BBQ Jackfruit Sandwiches
The process for making BBQ Jackfruit is super simple! All you need to do is:
- Fry the onion until soft, add the drained jackfruit and fry a bit more.
- Add the garlic and spices and sizzle a bit.
- Chuck in the BBQ sauce and water and simmer away!
- Top Tip: Poke the jackfruit with your spoon or use a fork to break the pieces up a bit and you’ll get the lovely textures you can see below!
Red Cabbage Slaw
I made up the red cabbage slaw while the jackfruit was doing its thing and we were eating our BBQ jackfruit sandwiches within 30 minutes of me donning an apron!
Thinly slice red cabbage, green cabbage, carrots and red onion, toss in a little apple cider vinegar, a splash of olive oil, some salt and pepper to taste and you’re done!
Make It Super Easy
I had already made a batch of homemade vegan BBQ sauce so I used that.
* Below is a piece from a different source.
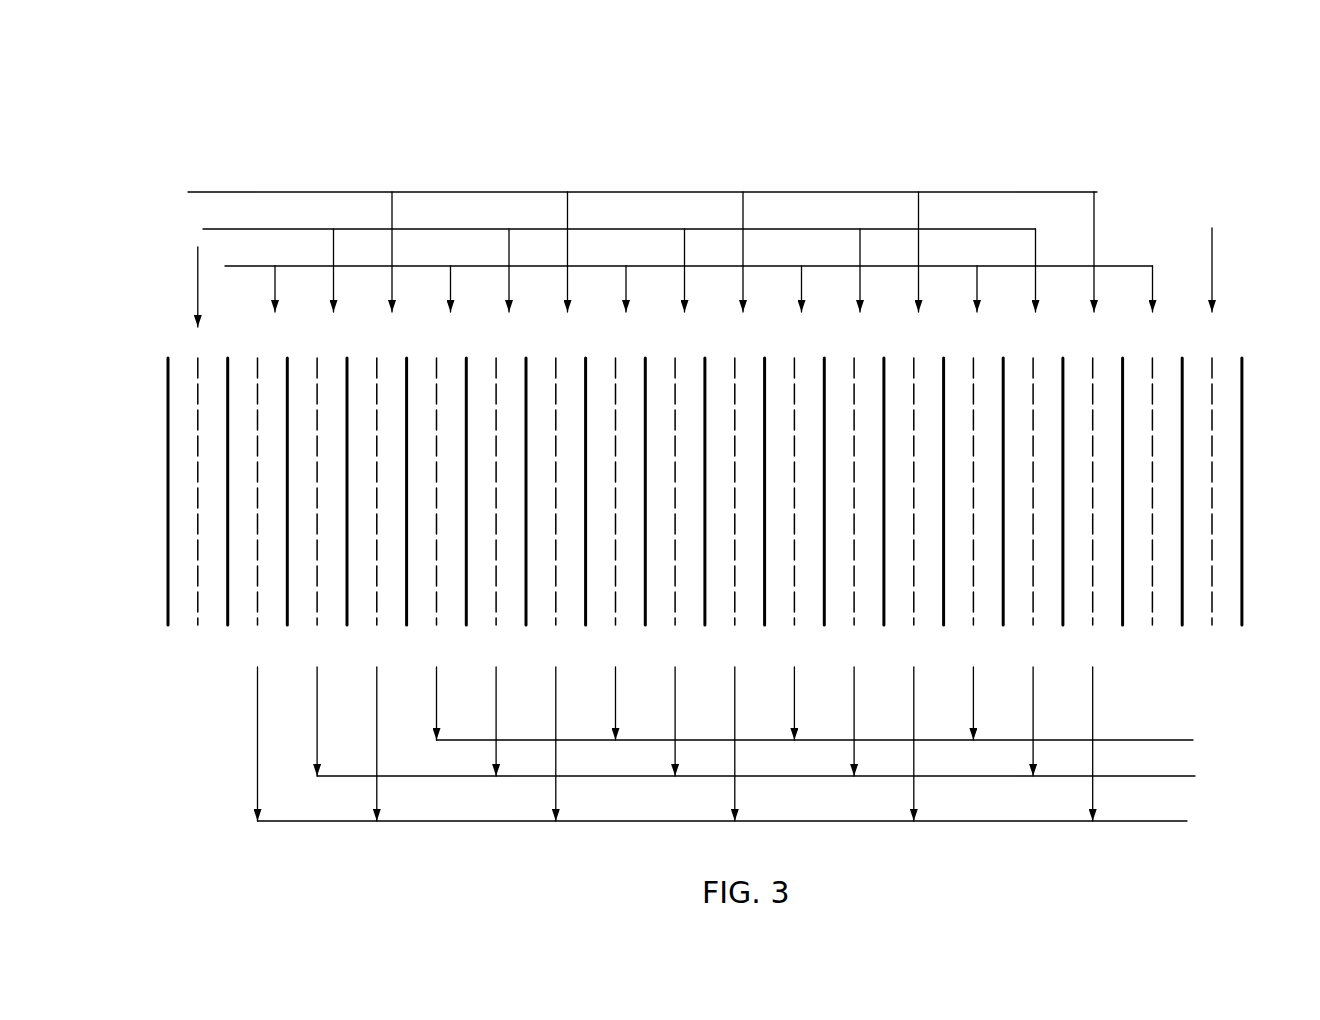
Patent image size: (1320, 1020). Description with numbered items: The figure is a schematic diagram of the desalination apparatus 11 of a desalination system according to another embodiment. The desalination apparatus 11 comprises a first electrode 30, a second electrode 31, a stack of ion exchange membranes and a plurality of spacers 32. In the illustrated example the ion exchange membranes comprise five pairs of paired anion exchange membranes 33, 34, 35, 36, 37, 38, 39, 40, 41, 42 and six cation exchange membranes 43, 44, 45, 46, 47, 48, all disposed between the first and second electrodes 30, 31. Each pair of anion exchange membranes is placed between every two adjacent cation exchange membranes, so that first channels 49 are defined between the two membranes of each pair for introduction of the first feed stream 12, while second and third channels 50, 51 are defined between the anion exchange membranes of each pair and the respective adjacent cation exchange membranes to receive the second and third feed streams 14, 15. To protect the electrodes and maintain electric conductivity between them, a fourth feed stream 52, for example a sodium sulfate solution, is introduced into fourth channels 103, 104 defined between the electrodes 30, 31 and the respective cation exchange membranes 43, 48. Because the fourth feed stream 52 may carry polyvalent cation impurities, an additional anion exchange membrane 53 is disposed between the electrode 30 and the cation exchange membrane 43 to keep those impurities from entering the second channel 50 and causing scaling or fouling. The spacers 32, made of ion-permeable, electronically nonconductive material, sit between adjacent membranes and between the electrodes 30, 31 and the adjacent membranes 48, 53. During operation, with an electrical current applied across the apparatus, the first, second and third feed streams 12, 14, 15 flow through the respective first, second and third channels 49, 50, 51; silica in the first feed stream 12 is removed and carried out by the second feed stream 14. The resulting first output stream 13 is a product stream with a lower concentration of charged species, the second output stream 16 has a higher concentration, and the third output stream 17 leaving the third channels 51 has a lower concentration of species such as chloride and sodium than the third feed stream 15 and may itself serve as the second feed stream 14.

It only takes about 20 minutes to make BUT, if you’re in a sandwich rush make it even easier by using a shop-bought sauce! Just check the label to be sure that it’s vegan. Some commercial BBQ sauces contain Worcestershire sauce which is made with anchovies and they simply don’t belong in a sauce. Let the little fishies swim free my friends!
Presenting BBQ Jackfruit Sandwiches
Next layer it up with some green salad leaves, red cabbage slaw or some beetroot salad I love all the colours – a real feast for the eyes as well as the tummy!
Pop its lid on and you’re done!
Storing Cooked BBQ Jackfruit
BBQ Jackfruit is great hot or cold so if you have leftovers pop them in a covered container and refrigerate.
It will allow the flavours to mature even more so day two can be even better than day one!
Eat within a couple of days – if it lasts that long! My youngest is a BBQ jackfruit hoover!
More Vegan BBQ Ideas
If you’re firing up the BBQ you might also like:
- Green Lentil Burgers – these hold together really well on the grill and taste FABULOUS.
- Vegan Bratwurst and Beer Caramelised Onion – full of flavour and perfect for BBQ days.
- No Mayo Potato Salad
- Roast Cauliflower Salad with Sweet Pepper Salsa
BBQ Jackfruit Sandwiches
- 1 tablespoon olive oil
- 1 red onion peeled and thinly sliced
- 400 g can jackfruit in water drained (250g drained weight)
- ½ teaspoon fennel seeds
- ½ teaspoon cumin seeds
- 1 garlic clove peeled and crushed
- ½ teaspoon paprika
- ½ teaspoon smoked paprika
- ½ teaspoon salt
- 100 g vegan BBQ sauce
- 120 ml water
- 4 soft bread rolls
- red cabbage slaw optional
- shredded lettuce leaves optional
- vegan BBQ sauce or mayo optional
- Heat the olive oil in a large frying pan.
- Add the red onion and fry gently for 5 minutes until softened.
- Add the drained jackfruit and fry for a further minute or two to remove the last of the water.
- Poke the jackfruit with your spoon or use a fork to break the pieces up a bit.
- Add the fennel and cumin seeds, garlic, paprikas and salt, stir to coat the jackfruit and fry for a minute.
- Add the BBQ sauce and the water. Bring to a boil then simmer with the lid on for 15 minutes.
- Remove the lid and simmer until almost all of the liquid has evaporated.
- Taste and adjust seasoning if required.
- Serve in soft bread rolls topped with salad leaves and red cabbage coleslaw if liked.